EDITORIALI


Conoscere il Corano
per non morire di Islam

di Ida Magli
Il Giornale | 21.08.2014


  Le reazioni dei nostri governanti, dei politici, perfino degli ecclesiastici, di fronte alla ossessionante presenza dei musulmani e delle loro gesta sul palcoscenico del mondo, sono veramente sorprendenti.  Tutti i giorni ormai da diversi anni l’Europa discute per un motivo o per l’altro di ciò che accade in Africa o in Medio Oriente, convoca i propri ministri degli Esteri e le Commissioni parlamentari apposite, ma non una sola volta (almeno a quanto ne riferiscono i giornali ) è stata concentrata l’attenzione su ciò cui credono i musulmani, sul loro libro sacro: il Corano.
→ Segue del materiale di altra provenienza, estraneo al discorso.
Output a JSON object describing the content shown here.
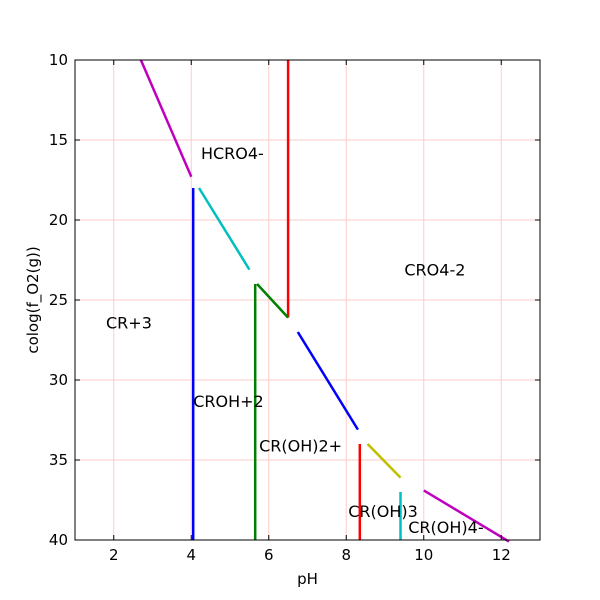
{
  "chart_data": {
    "type": "line",
    "xlabel": "pH",
    "ylabel": "colog(f_O2(g))",
    "xlim": [
      1,
      13
    ],
    "ylim": [
      10,
      40
    ],
    "y_inverted": true,
    "grid": {
      "x": true,
      "y": true,
      "color": "#ffcccc"
    },
    "x_ticks": [
      2,
      4,
      6,
      8,
      10,
      12
    ],
    "y_ticks": [
      10,
      15,
      20,
      25,
      30,
      35,
      40
    ],
    "region_labels": [
      {
        "text": "HCRO4-",
        "x": 4.25,
        "y": 15.8
      },
      {
        "text": "CRO4-2",
        "x": 9.5,
        "y": 23.1
      },
      {
        "text": "CR+3",
        "x": 1.8,
        "y": 26.4
      },
      {
        "text": "CROH+2",
        "x": 4.05,
        "y": 31.3
      },
      {
        "text": "CR(OH)2+",
        "x": 5.75,
        "y": 34.1
      },
      {
        "text": "CR(OH)3",
        "x": 8.05,
        "y": 38.2
      },
      {
        "text": "CR(OH)4-",
        "x": 9.6,
        "y": 39.2
      }
    ],
    "series": [
      {
        "color": "#bf00bf",
        "points": [
          [
            2.7,
            10.0
          ],
          [
            4.0,
            17.3
          ]
        ]
      },
      {
        "color": "#00bfbf",
        "points": [
          [
            4.2,
            18.0
          ],
          [
            5.5,
            23.1
          ]
        ]
      },
      {
        "color": "#0000ff",
        "points": [
          [
            4.05,
            18.0
          ],
          [
            4.05,
            40.0
          ]
        ]
      },
      {
        "color": "#ff0000",
        "points": [
          [
            6.5,
            10.0
          ],
          [
            6.5,
            26.1
          ]
        ]
      },
      {
        "color": "#008000",
        "points": [
          [
            5.7,
            24.0
          ],
          [
            6.5,
            26.1
          ]
        ]
      },
      {
        "color": "#008000",
        "points": [
          [
            5.65,
            24.0
          ],
          [
            5.65,
            40.0
          ]
        ]
      },
      {
        "color": "#0000ff",
        "points": [
          [
            6.75,
            27.0
          ],
          [
            8.3,
            33.1
          ]
        ]
      },
      {
        "color": "#ff0000",
        "points": [
          [
            8.35,
            34.0
          ],
          [
            8.35,
            40.0
          ]
        ]
      },
      {
        "color": "#bfbf00",
        "points": [
          [
            8.55,
            34.0
          ],
          [
            9.4,
            36.1
          ]
        ]
      },
      {
        "color": "#00bfbf",
        "points": [
          [
            9.4,
            37.0
          ],
          [
            9.4,
            40.0
          ]
        ]
      },
      {
        "color": "#bf00bf",
        "points": [
          [
            10.0,
            36.9
          ],
          [
            12.2,
            40.1
          ]
        ]
      }
    ]
  }
}
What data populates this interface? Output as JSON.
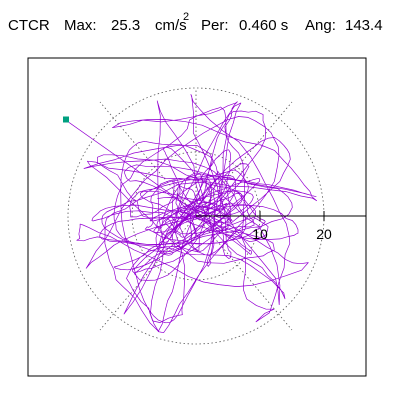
{
  "header": {
    "station": "CTCR",
    "max_label": "Max:",
    "max_value": "25.3",
    "max_unit": "cm/s",
    "max_unit_exponent": "2",
    "period_label": "Per:",
    "period_value": "0.460 s",
    "angle_label": "Ang:",
    "angle_value": "143.4"
  },
  "plot": {
    "ring_labels": [
      "10",
      "20"
    ],
    "trace_color": "#9400d3",
    "grid_color": "#555555",
    "marker_color": "#00a080",
    "peak_marker": {
      "magnitude": 25.3,
      "angle_deg": 143.4
    }
  }
}
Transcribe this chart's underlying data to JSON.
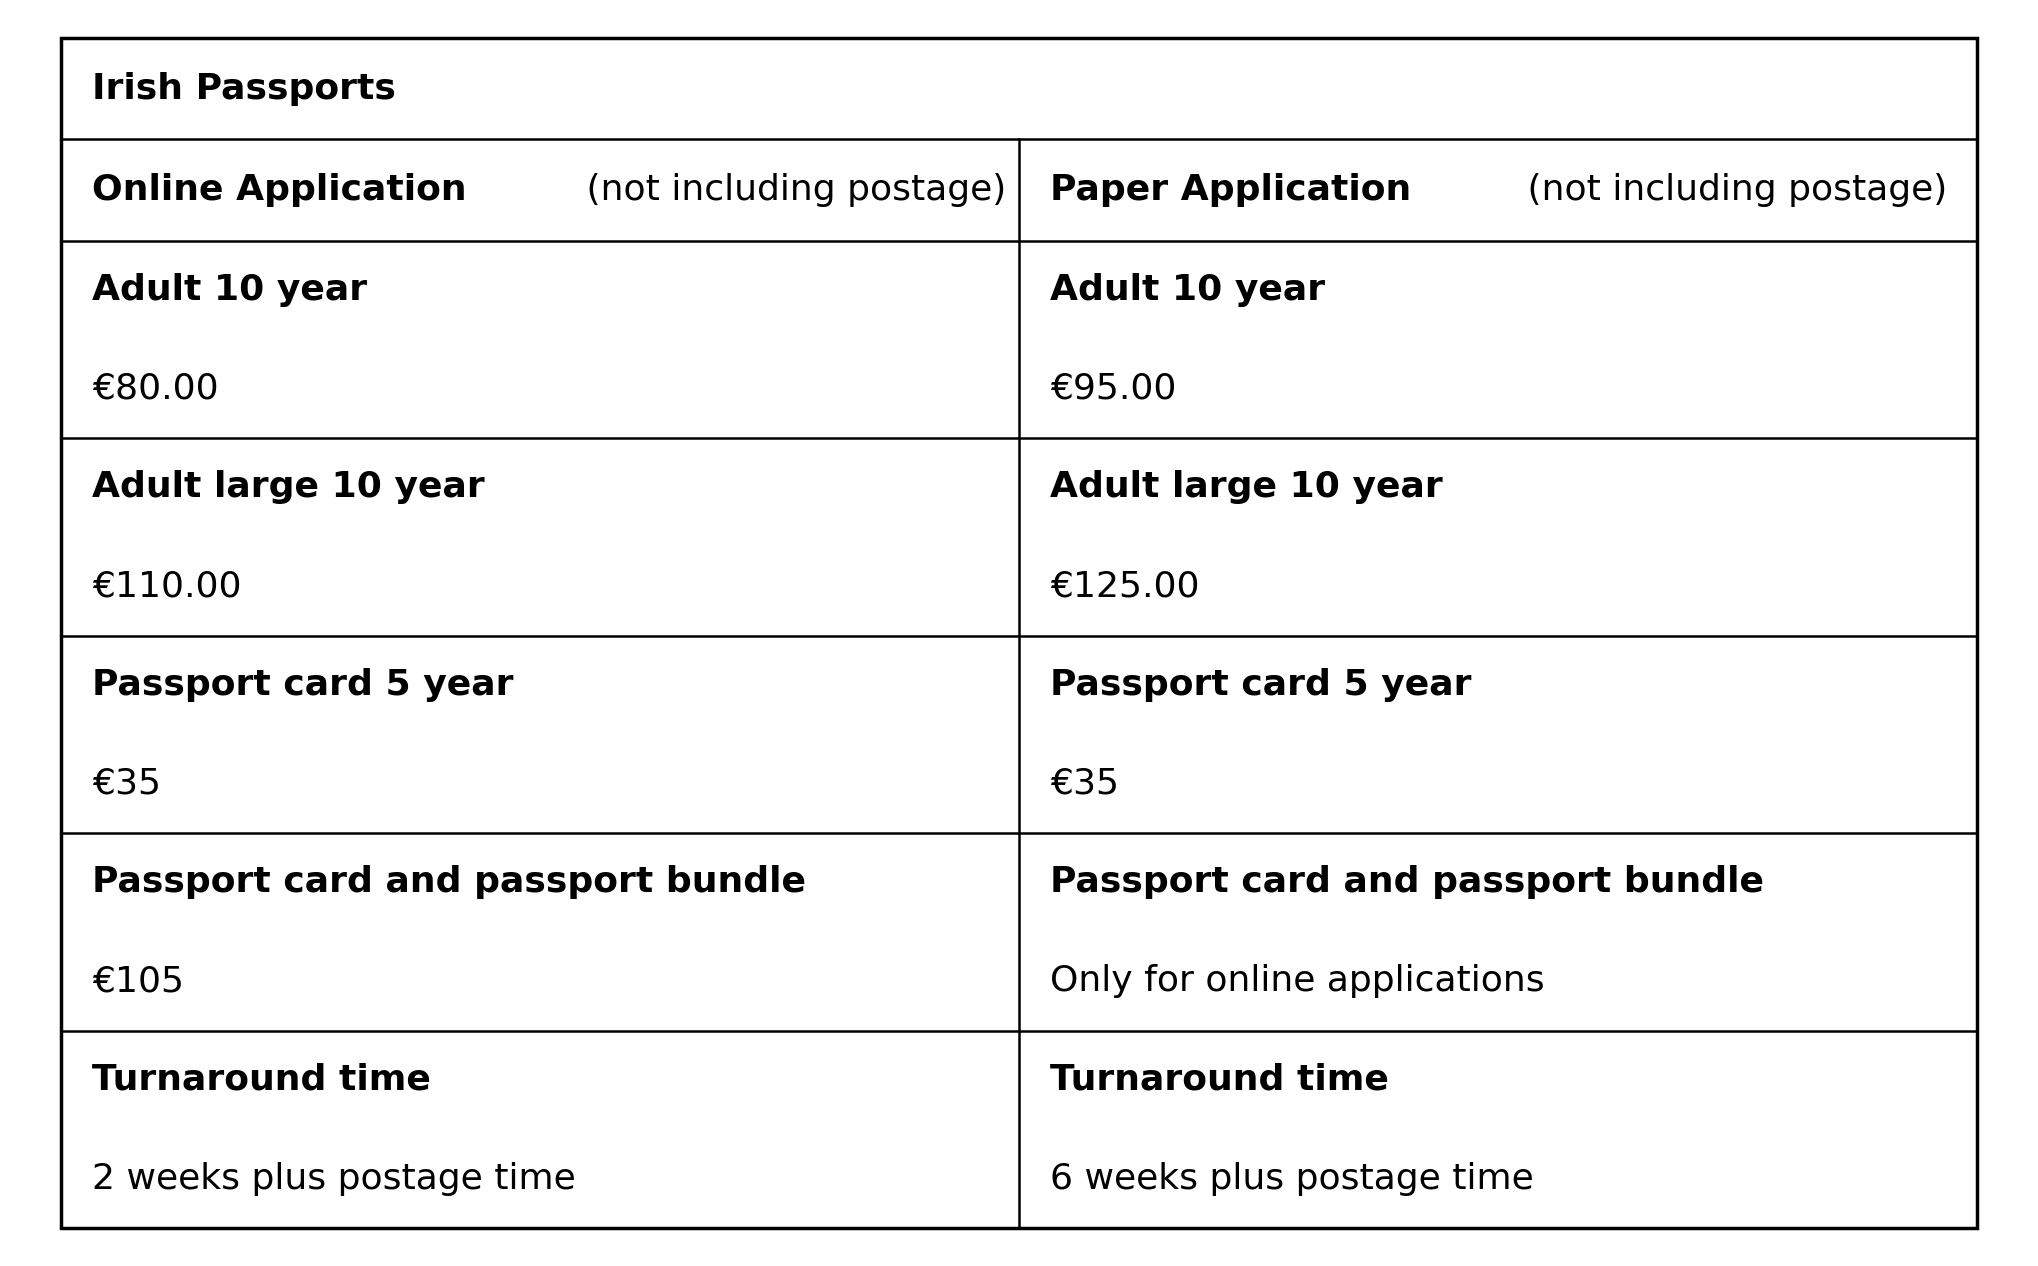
{
  "title": "Irish Passports",
  "col1_header_bold": "Online Application",
  "col1_header_normal": " (not including postage)",
  "col2_header_bold": "Paper Application",
  "col2_header_normal": " (not including postage)",
  "col1_rows": [
    {
      "bold": "Adult 10 year",
      "normal": ""
    },
    {
      "bold": "",
      "normal": "€80.00"
    },
    {
      "bold": "Adult large 10 year",
      "normal": ""
    },
    {
      "bold": "",
      "normal": "€110.00"
    },
    {
      "bold": "Passport card 5 year",
      "normal": ""
    },
    {
      "bold": "",
      "normal": "€35"
    },
    {
      "bold": "Passport card and passport bundle",
      "normal": ""
    },
    {
      "bold": "",
      "normal": "€105"
    },
    {
      "bold": "Turnaround time",
      "normal": ""
    },
    {
      "bold": "",
      "normal": "2 weeks plus postage time"
    }
  ],
  "col2_rows": [
    {
      "bold": "Adult 10 year",
      "normal": ""
    },
    {
      "bold": "",
      "normal": "€95.00"
    },
    {
      "bold": "Adult large 10 year",
      "normal": ""
    },
    {
      "bold": "",
      "normal": "€125.00"
    },
    {
      "bold": "Passport card 5 year",
      "normal": ""
    },
    {
      "bold": "",
      "normal": "€35"
    },
    {
      "bold": "Passport card and passport bundle",
      "normal": ""
    },
    {
      "bold": "",
      "normal": "Only for online applications"
    },
    {
      "bold": "Turnaround time",
      "normal": ""
    },
    {
      "bold": "",
      "normal": "6 weeks plus postage time"
    }
  ],
  "background_color": "#ffffff",
  "border_color": "#000000",
  "text_color": "#000000",
  "font_size": 26,
  "title_font_size": 26,
  "fig_width": 20.38,
  "fig_height": 12.66,
  "dpi": 100
}
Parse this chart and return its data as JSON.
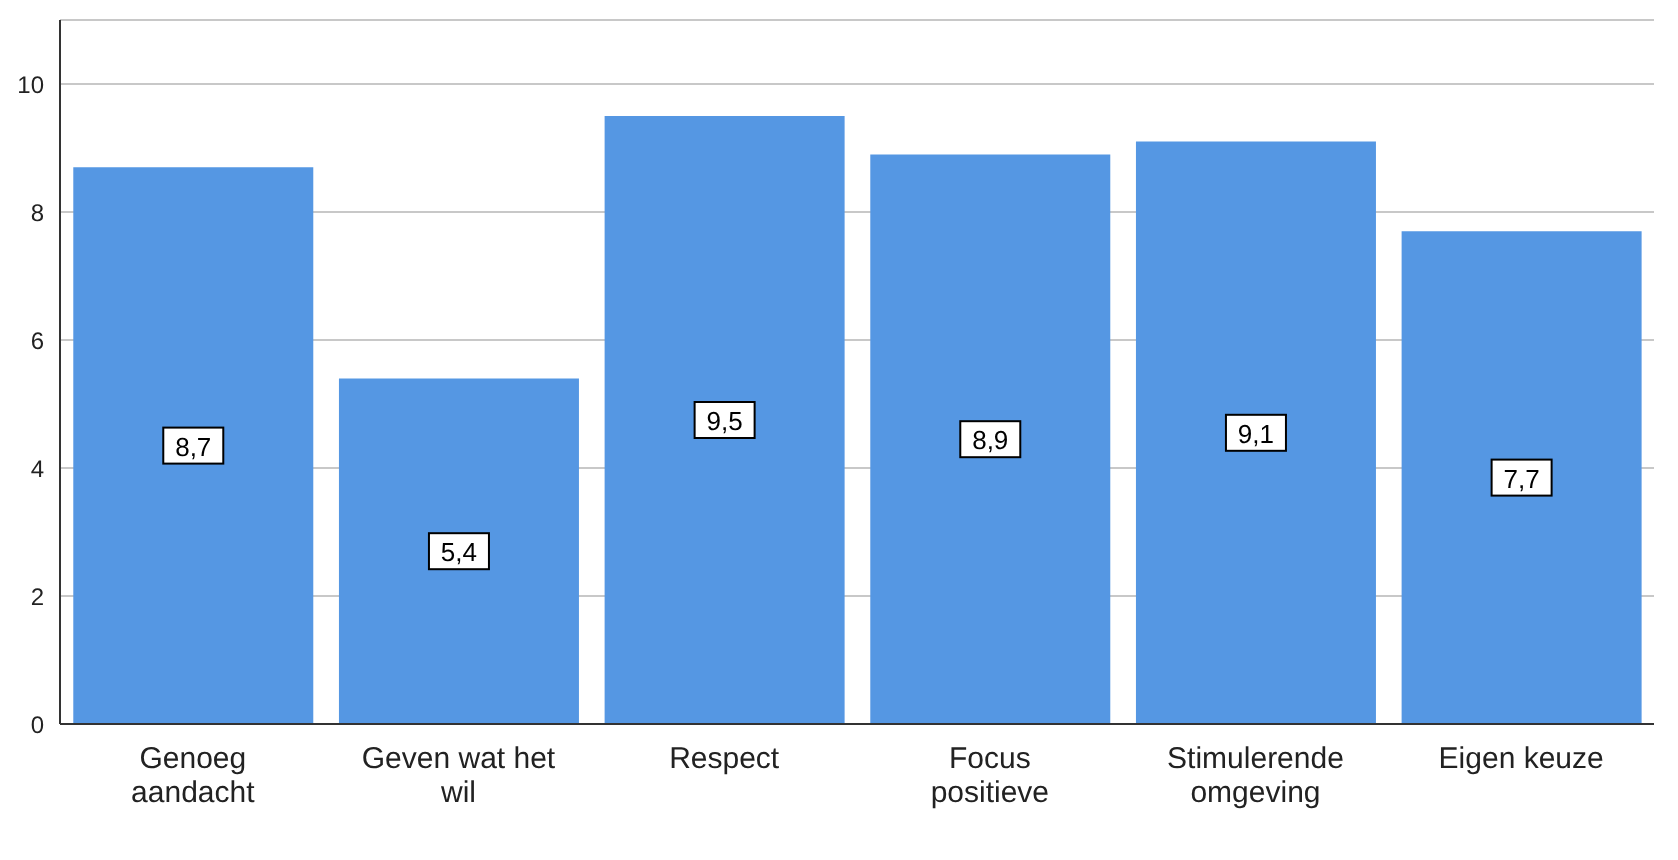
{
  "chart_data": {
    "type": "bar",
    "categories": [
      "Genoeg aandacht",
      "Geven wat het wil",
      "Respect",
      "Focus positieve",
      "Stimulerende omgeving",
      "Eigen keuze"
    ],
    "values": [
      8.7,
      5.4,
      9.5,
      8.9,
      9.1,
      7.7
    ],
    "value_labels": [
      "8,7",
      "5,4",
      "9,5",
      "8,9",
      "9,1",
      "7,7"
    ],
    "color": "#5597e3",
    "ylim": [
      0,
      11
    ],
    "yticks": [
      0,
      2,
      4,
      6,
      8,
      10
    ],
    "grid": "y",
    "legend": false
  }
}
In Italia poi, dove se non altro a causa dell’invasione di islamici dovuta all’immigrazione, il problema è ormai diventato angoscioso e nessuno sa più come affrontarlo, i nostri leader appaiono e si comportano come degli analfabeti tanto da aver concordemente assegnato un unico nome alle migliaia di persone che sbarcano sulle nostre coste: i disperati. Non c’è definizione più sbagliata di questa: se lasciano la propria terra e si affidano a barconi sgangherati a rischio della vita è perché non sono affatto disperati ma al contrario sono sicuri che Allah li ricompenserà, perché è scritto nel Corano che il destino migliore spetta a chi emigra portando la fede in Maometto presso altri popoli, o a chi muore a questo scopo. La verità è che noi siamo come siamo sempre stati: sicuri che gli altri ci somiglino o che debbano assomigliarci. Siccome non siamo più credenti, o al massimo superficialmente credenti, pensiamo che anche la religiosità altrui sia più o meno altrettanto superficiale. In Europa, in Italia è difficile pensare che esista oggi qualcuno così credente da dare la vita per difendere il cristianesimo.  Il Papa infatti se n’è andato in Corea ad esaltare il martirio, anche se è evidente che dovrebbe predicarlo in Europa dato che presto sarà sopraffatta dall’islamismo (la battuta del parlamentare grillino, disposto a farsi saltare in aria per ottenere la liberazione del proprio paese, è appunto una battuta: nessuno ci crede, neanche lui. Chi si fa saltare in aria non dice battute).

 È questo invece un punto fondamentale dell’islamismo: deve diventare la sola religione esistente nel mondo. I nostri politici sono fuori dalla realtà quando parlano di “integrazione” degli immigrati, così come lo sono (anche se sembra un fatto quasi incredibile) i nostri vescovi, i nostri sacerdoti, perfino il nostro Papa quando si abbandonano alla speranza, al sogno del “dialogo”. Dialogo? Quale dialogo? Il Corano lo proibisce. Gli “infedeli”, ossia tutti coloro che non credono in Maometto, si debbono convertire, ma se non si convertono, sono dei nemici e devono essere trattati come nemici: “Io (il Signore) getterò il terrore nel cuore di quelli che non credono, e voi colpiteli sulle nuche (decapitateli) e recidete loro tutte le estremità delle dita.” (Sura VIII)

 Siamo costretti perciò a “sospettare” che i nostri governanti non abbiano mai letto il Corano. È come dire che vogliono parlare con gli stranieri usando la propria lingua, l’ italiano. Così, per esempio, nominano con disinvoltura prettamente occidentale e politicamente corretta una persona di sesso femminile e che, come tutti gli altri politici, ha una conoscenza superficiale della religione islamica, alla carica di ministro degli esteri. Lo fanno con una tale sicurezza che potrebbe perfino indurre a ridere, se non si trattasse di una cosa importantissima e che riguarda il nostro destino. I nostri problemi più gravi, infatti, quelli affidati alla bravura della diplomazia, sono quasi totalmente problemi con paesi non occidentali: Africa, India, Medio Oriente. Paesi in cui le donne sono considerate inferiori agli uomini, impure, intoccabili, come appunto per i musulmani. Con quale buon senso si può mandare a “trattare” affari importantissimi, che riguardano gli Stati, una persona cui nessun Capo stringerà la mano per non contaminarsi?

 È evidente, dunque, che oggi il problema islamico è per l’Occidente, ma in particolare per l’Italia, data la sua posizione geografica e data la presenza del Papato, non soltanto il più grave, ma il più sottovalutato. Non si può più perdere neanche un minuto: cominciamo dal Corano.